Nell’ospedale dei Martiri di Al-Aqsa a Gaza, dove la situazione di Sanad sta diventando sempre più disperata, il neonato giace attaccato a una miriade di dispositivi medici. Nonostante diversi interventi chirurgici volti ad alleviare le sue condizioni, le limitate risorse mediche nella regione sono insufficienti per la sua guarigione.

Il sistema sanitario di Gaza, già al limite, fatica a fornire le cure specialistiche di cui Sanad ha urgentemente bisogno.

Shawq racconta la sua straziante esperienza a un reporter dell’agenzia Anadolu. “Durante la mia gravidanza, i gas tossici dei bombardamenti mi hanno causato gravi difficoltà respiratorie, che credo abbiano avuto ripercussioni sul mio bambino”, dice con la voce rotta dall’angoscia.

“Qui a Gaza, mio ​​figlio ha subito numerosi interventi chirurgici, ma ha disperatamente bisogno di cure oltre i nostri confini, cure che sono semplicemente fuori dalla sua portata a causa del blocco e della guerra in corso”.

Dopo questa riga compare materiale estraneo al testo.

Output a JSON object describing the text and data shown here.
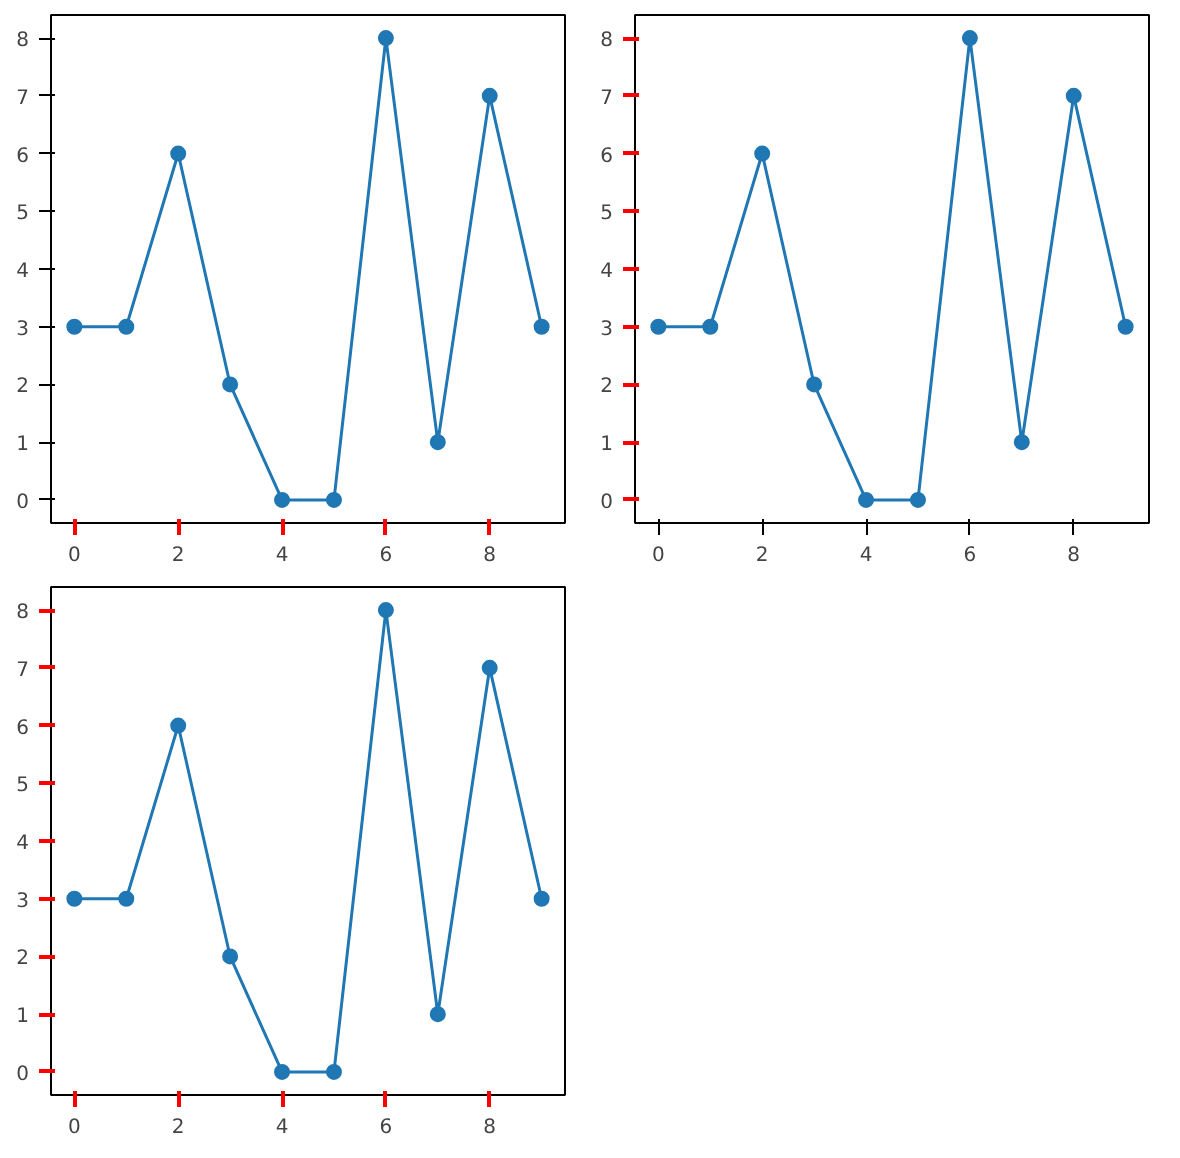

Il blocco imposto da Israele ha ulteriormente aggravato la sofferenza degli abitanti di Gaza. La chiusura del valico di Rafah e di altre vie di rifornimento vitali ha intrappolato di fatto migliaia di persone in condizioni terribili.

Per coloro come Sanad, che hanno bisogno di attrezzature mediche specialistiche e trattamenti non disponibili localmente, questo blocco significa uno spietato destino senza accesso alle cure necessarie.

Shawq evidenzia le carenze critiche a Gaza, sottolineando che suo figlio necessita di sondini per l’alimentazione, attrezzature per la sterilizzazione e altre forniture mediche che semplicemente non sono disponibili. La situazione è disperata, con beni di prima necessità per sopravvivere che stanno diventando sempre più scarsi.

Una crisi umanitaria.

L’ampia crisi umanitaria a Gaza ne colpisce migliaia di altri. Statistiche recenti rivelano che circa 3.500 bambini affrontano condizioni che minacciano la loro vita a causa della malnutrizione, mentre circa 10.000 pazienti oncologici hanno urgente bisogno di cure fuori dalla regione.

Il continuo blocco e la restrizione delle risorse hanno esacerbato la sofferenza della popolazione, rendendo l’assistenza sanitaria di base e le scorte per sopravvivere insufficienti in modo allarmante.

Dallo scoppio dell’offensiva israeliana il 7 ottobre 2023, Gaza è stata tagliata fuori dai servizi essenziali. La distruzione delle infrastrutture, inclusa l’unica centrale elettrica, ha portato a interruzioni diffuse e a un blocco delle forniture essenziali. Gli aiuti internazionali che raggiungono Gaza sono limitati e non riescono a soddisfare i crescenti bisogni dei suoi abitanti.

In questa schiacciante avversità, Shawq si aggrappa a un fragile filo di speranza. Desidera un giorno che Sanad possa ricevere le cure di cui ha disperatamente bisogno. La sua speranza non è solo per il figlio, ma per gli innumerevoli altri che soffrono in silenzio, in attesa di un minimo di sollievo in una terra travolta dal conflitto”.

Gaza, l’infanzia annientata. Per non dimenticare.